India’s new COVID cases top global tally for 18th straight day
India reported on Tuesday the highest number of new coronavirus cases globally for the 18th straight day, remaining well ahead of the United States and Brazil, a Reuters tally based on official reporting showed.
It took India from the end of January, when the country’s first case was reported, until July to reach around 1.6 million cases, a period when the government imposed a strict lockdown.
However, infections have rocketed by another 1.5 million since the start of August, taking the total to around 3.1 million, behind only Brazil and the United States.
The rate of new cases in India is increasing rapidly, climbing by 60,975 in the latest 24-hour period, according to the federal health ministry.
“If we cross the absolute numbers (in Brazil and the United States), I won’t be surprised, but we also have a larger population,” Giridhar Babu, epidemiologist at the non-profit Public Health Foundation of India, told Reuters.
But deaths have remained comparatively low – at 58,390, or 1.84 % of total cases – lower than the global mortality percentage of 3.4%
India reported its first COVID-19 fatality in mid-March, with the death toll rising to around 35,700 by the end of July.
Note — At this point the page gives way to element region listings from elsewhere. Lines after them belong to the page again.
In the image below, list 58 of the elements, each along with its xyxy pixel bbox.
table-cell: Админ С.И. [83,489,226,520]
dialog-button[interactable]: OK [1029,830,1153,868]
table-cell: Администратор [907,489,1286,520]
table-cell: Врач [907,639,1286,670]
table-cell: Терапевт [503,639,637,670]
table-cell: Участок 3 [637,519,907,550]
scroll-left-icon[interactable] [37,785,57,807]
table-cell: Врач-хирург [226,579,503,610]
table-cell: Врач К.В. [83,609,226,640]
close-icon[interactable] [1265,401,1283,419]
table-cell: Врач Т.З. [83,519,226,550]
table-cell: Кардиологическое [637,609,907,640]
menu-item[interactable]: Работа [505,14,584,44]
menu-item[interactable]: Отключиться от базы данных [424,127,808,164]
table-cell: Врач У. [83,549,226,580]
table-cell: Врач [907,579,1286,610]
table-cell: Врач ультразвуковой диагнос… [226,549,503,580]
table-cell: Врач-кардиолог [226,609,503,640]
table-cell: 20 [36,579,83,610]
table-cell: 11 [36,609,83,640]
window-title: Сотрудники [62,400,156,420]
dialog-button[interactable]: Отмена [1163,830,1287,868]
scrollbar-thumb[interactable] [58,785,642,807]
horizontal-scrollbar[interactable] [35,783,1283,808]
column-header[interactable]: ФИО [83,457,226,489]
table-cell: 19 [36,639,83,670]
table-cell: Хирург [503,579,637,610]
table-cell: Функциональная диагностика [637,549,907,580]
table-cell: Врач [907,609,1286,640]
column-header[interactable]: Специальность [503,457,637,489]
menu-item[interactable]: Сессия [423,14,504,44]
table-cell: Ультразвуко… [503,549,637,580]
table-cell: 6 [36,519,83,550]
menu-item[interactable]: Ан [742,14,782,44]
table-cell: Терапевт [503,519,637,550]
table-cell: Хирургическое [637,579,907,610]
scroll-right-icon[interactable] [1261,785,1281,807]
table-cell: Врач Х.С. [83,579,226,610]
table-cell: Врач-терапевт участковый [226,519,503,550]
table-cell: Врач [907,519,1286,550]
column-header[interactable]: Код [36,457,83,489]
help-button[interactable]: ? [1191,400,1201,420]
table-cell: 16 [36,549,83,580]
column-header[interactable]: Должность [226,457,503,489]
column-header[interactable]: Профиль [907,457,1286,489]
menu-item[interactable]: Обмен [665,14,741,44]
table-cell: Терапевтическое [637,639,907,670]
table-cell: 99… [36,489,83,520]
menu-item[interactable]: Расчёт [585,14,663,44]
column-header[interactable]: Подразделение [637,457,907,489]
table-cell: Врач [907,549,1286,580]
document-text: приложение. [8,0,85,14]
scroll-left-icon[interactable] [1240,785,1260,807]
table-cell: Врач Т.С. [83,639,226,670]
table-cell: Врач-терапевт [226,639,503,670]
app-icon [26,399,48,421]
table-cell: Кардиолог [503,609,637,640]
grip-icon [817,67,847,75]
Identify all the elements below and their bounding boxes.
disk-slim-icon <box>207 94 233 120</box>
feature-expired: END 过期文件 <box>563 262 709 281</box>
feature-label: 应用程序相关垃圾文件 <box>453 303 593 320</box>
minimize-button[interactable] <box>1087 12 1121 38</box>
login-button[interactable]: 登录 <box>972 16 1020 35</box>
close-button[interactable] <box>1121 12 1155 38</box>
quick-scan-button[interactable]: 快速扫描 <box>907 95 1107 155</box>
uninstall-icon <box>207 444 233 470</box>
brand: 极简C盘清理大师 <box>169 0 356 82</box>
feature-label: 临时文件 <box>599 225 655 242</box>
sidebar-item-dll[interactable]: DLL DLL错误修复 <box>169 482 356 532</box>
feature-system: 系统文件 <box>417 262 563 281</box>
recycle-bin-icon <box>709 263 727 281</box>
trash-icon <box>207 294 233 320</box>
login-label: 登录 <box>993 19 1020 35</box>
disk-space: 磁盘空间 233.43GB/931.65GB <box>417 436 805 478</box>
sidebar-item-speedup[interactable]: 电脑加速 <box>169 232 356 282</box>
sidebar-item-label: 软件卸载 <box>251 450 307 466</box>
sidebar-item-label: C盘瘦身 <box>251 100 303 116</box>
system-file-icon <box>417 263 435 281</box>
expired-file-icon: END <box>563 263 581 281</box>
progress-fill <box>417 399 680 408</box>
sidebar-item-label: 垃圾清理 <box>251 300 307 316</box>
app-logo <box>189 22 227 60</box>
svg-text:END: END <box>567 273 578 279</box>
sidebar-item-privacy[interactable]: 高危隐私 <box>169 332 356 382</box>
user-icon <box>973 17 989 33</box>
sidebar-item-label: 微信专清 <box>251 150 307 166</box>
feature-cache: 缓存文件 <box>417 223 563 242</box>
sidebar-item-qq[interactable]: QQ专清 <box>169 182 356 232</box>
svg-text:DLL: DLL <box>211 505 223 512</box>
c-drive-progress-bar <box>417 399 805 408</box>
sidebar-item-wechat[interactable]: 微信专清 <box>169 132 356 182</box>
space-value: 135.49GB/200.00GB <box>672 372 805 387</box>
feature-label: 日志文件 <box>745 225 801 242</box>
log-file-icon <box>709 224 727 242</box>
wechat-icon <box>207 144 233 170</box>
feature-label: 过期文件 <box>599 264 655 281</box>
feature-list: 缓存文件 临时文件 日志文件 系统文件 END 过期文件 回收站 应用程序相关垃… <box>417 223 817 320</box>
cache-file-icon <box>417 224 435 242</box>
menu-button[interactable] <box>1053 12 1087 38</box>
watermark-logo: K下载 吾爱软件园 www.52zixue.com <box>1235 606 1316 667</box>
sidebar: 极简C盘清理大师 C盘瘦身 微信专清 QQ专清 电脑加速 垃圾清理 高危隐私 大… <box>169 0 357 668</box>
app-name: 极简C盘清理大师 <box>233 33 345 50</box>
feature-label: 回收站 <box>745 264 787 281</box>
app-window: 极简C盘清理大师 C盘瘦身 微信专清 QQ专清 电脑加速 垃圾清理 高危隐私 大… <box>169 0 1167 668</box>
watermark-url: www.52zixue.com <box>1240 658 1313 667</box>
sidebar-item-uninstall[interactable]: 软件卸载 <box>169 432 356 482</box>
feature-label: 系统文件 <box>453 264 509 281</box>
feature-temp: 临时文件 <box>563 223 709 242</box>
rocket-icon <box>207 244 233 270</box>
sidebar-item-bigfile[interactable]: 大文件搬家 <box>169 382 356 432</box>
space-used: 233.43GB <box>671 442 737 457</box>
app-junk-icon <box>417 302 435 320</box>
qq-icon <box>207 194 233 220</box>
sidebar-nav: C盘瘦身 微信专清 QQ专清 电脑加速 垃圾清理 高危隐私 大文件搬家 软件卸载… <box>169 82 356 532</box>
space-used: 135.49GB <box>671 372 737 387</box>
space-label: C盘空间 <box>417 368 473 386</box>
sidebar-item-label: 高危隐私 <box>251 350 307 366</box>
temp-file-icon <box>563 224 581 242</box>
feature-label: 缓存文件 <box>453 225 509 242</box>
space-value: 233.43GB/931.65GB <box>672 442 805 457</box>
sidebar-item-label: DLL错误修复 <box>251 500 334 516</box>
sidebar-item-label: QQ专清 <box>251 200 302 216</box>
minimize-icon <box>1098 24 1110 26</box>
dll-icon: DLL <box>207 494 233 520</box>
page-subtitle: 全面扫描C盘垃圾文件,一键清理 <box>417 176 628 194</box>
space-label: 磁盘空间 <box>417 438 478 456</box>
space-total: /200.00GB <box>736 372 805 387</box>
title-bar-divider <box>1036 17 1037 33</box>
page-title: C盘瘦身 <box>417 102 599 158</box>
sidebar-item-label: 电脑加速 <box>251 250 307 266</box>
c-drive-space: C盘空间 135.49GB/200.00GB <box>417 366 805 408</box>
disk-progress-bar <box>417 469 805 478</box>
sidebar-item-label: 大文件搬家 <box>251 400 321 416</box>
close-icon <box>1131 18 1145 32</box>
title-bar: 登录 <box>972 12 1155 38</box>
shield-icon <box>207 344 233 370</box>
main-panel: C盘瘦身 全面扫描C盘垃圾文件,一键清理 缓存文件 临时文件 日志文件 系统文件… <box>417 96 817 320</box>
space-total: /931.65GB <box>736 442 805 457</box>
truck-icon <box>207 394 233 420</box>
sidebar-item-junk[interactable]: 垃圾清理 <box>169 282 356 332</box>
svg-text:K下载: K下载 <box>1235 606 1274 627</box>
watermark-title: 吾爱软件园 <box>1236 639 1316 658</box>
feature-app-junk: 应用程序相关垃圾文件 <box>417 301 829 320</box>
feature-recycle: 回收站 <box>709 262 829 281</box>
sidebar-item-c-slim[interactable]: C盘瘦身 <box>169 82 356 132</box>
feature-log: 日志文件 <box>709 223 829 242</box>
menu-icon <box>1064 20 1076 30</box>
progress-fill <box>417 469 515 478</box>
In August so far, around 22,600 deaths have been recorded. Deaths are considered a lagging indicator, given the two-week incubation period of the disease.
Prime Minister Narendra Modi’s government has said it is reassured by the high recovery rate – around 75% of the total 3.1 million cases are no longer infected, according to data from the federal health ministry.
Amid the race to develop a vaccine, the ministry said India was in conversation with Russia regarding Sputnik-V, its experimental COVID-19 vaccine.